Stewart Lee Chats to Ian Rankin at Book Festival

A feisty chat between Ian Rankin and Stewart Lee at the Book Festival saw the blockbuster crime novelist and revered comic trade insults, anecdotes and peculiar allegations about George Osborne and stationery items.

Lee’s new book Content Provider brings together prose pieces he has written for newspapers over the years – as well as some of the more insane reader comments he’s retrieved from that swamp “below the line”. So strange are some of the responses, Lee said, that the act of newspaper writing has become akin to a collaborative performance. “I started to think of the columnist as a sort of character,” he said, “somebody who pretends to know a bit more than he does. And then afterwards you get the public wilfully misunderstanding. It unfolds like real-time improv.”

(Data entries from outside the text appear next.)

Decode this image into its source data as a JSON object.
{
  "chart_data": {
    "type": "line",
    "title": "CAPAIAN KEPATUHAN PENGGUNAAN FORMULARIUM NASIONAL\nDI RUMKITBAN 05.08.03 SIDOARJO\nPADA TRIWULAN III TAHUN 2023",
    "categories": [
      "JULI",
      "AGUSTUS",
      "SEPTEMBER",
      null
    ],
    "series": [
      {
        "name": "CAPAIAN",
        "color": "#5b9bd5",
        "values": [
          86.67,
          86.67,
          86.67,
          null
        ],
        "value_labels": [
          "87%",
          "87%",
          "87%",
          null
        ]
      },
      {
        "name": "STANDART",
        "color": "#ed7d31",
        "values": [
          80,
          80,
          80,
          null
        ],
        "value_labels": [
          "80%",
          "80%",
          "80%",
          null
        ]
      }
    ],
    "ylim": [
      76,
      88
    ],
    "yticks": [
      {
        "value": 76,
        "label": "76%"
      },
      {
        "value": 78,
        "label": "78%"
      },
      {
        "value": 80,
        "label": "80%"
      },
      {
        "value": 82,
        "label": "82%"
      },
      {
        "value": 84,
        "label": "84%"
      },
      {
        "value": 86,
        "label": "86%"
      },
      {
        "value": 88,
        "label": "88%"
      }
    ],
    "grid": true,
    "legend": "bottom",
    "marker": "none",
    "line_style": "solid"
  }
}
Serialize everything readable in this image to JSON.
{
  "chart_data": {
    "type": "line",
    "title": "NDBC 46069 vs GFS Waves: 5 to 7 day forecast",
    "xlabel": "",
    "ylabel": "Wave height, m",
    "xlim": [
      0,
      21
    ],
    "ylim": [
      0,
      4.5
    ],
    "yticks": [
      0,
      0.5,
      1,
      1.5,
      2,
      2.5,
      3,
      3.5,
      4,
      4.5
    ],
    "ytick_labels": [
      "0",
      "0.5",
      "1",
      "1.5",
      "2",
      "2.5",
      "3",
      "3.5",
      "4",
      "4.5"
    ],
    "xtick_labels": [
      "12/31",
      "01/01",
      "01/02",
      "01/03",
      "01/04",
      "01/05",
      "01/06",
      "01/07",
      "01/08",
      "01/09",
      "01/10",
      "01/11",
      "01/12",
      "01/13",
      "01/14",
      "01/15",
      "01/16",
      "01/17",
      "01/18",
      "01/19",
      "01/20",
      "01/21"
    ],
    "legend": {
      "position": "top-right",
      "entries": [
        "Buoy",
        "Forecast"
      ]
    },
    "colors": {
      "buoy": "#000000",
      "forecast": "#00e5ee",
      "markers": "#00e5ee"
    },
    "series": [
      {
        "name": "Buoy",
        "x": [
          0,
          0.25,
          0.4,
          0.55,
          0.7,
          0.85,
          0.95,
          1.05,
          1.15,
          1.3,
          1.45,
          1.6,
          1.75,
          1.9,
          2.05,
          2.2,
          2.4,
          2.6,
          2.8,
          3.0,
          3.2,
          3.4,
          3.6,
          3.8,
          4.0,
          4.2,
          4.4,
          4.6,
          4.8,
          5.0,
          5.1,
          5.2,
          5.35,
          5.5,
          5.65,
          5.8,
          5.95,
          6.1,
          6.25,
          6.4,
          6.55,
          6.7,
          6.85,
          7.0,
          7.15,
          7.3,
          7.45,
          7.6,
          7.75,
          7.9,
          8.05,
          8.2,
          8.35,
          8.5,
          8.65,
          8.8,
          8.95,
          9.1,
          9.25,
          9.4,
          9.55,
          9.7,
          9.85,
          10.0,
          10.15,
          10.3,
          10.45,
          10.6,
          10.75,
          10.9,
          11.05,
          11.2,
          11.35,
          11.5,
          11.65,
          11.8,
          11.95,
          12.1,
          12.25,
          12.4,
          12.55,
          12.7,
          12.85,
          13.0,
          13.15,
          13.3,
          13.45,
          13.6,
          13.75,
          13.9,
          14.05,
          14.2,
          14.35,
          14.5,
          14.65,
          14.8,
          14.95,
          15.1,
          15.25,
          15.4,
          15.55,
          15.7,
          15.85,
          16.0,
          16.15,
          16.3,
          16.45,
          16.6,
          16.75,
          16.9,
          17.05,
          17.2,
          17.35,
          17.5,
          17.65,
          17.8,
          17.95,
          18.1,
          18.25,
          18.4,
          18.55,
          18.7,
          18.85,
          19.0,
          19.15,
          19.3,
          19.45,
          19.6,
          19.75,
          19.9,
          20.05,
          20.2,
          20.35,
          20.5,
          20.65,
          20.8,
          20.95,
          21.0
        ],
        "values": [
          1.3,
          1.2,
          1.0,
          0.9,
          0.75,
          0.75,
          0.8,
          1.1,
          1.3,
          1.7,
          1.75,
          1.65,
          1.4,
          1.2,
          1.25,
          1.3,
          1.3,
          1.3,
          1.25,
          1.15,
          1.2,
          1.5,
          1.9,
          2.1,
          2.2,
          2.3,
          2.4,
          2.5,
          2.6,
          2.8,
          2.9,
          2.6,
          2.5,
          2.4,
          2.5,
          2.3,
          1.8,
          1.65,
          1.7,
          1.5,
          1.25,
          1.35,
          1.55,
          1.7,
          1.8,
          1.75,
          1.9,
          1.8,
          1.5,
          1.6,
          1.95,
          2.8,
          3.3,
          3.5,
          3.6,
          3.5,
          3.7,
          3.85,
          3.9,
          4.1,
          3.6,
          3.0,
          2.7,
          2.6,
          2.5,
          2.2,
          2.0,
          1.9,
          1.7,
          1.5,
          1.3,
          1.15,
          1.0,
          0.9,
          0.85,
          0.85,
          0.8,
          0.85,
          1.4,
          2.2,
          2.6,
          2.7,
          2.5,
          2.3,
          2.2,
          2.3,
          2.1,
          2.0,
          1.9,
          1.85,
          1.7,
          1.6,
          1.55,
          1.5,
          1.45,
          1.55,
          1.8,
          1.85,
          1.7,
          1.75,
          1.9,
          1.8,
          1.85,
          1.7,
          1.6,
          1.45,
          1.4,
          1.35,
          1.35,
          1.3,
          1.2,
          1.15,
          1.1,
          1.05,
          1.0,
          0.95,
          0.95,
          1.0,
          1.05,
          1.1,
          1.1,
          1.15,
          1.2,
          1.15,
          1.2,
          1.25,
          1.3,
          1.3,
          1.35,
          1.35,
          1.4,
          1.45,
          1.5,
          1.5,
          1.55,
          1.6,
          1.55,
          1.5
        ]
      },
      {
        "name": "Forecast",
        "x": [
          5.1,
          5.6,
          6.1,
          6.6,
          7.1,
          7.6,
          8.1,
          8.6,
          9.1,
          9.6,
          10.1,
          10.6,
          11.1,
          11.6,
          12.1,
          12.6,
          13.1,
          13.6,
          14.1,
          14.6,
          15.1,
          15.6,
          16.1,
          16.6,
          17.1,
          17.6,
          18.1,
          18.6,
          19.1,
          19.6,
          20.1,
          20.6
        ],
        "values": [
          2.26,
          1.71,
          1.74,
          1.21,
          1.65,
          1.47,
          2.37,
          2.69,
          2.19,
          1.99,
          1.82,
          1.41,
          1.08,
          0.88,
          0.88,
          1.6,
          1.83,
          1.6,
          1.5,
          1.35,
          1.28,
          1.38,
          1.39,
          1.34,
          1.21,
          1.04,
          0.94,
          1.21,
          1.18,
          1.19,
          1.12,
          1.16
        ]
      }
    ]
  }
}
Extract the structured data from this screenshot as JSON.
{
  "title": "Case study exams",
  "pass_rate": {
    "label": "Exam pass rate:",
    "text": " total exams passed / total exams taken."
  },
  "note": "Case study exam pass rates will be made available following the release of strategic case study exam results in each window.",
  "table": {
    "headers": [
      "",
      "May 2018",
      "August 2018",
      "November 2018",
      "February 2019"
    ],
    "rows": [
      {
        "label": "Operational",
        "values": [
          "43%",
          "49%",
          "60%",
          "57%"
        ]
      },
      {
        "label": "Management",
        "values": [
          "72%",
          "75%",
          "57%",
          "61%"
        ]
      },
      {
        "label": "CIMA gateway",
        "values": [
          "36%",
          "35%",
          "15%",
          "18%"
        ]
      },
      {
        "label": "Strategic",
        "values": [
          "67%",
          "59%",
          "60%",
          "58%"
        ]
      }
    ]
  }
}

Rankin suspected Lee of writing some of the weirder remarks himself. “I don’t have multiple identities to troll myself,” Lee insisted. Can we really trust the word of a man, however, who freely admits to having lifted blocks of text from other writers, altered one noun throughout and published the results under his own byline? “I don’t know if you’re allowed to do that,” he said, “but no-one’s ever stopped me. I don’t know what you have to do to get sued.” As for George Osborne, Lee insists that he was once told such a scandalous anecdote about George Osborne and some pencils that he keeps trying to track it down online. “So now it’s a search item on Google… because of me. There is a rumour. But I started it.”

Lee could presumably choose to perform his Fringe show at one of the Edinburgh’s more vast and glitzy venues. Instead he picks the cosier environs of The Stand. “The size of your audience hasn’t changed,” teased Rankin. But Lee declared The Stand “one of the best rooms in the country”. The venue is a survivor, he said, of “a battle that’s been lost – a tussle for the soul of the Fringe.” He praised Stand impresario turned SNP MP Tommy Sheppard for resisting the cutthroat model of the commercial comedy venues, and using profits from bigger shows to fund smaller ones. “It’s a socialist model - and I’m a champagne socialist.”

Also performing at the Stand is Lee’s wife and fellow comedian Bridget Christie, for whom he also had affectionate words. “If I wasn’t married to Bridget Christie, she would be one of my favourite comedians, and I would be trying to marry her,” he said. “It’s less awkward than if she was terrible.” While the couple might garner material from their real life together – “A lot of what she finds funny is ridiculous things that have happened to me; any pain that I endure” – they have not yet created a show together. One may evolve one day, Lee said, about their honeymoon, which they spent on Shetland - in December. “We didn’t realise how little there was there,” marvelled Lee, “or how dark it would be.” Shetlanders, prepare to feel indignant, but beware: any online trolling of Stewart Lee will only feed his future act.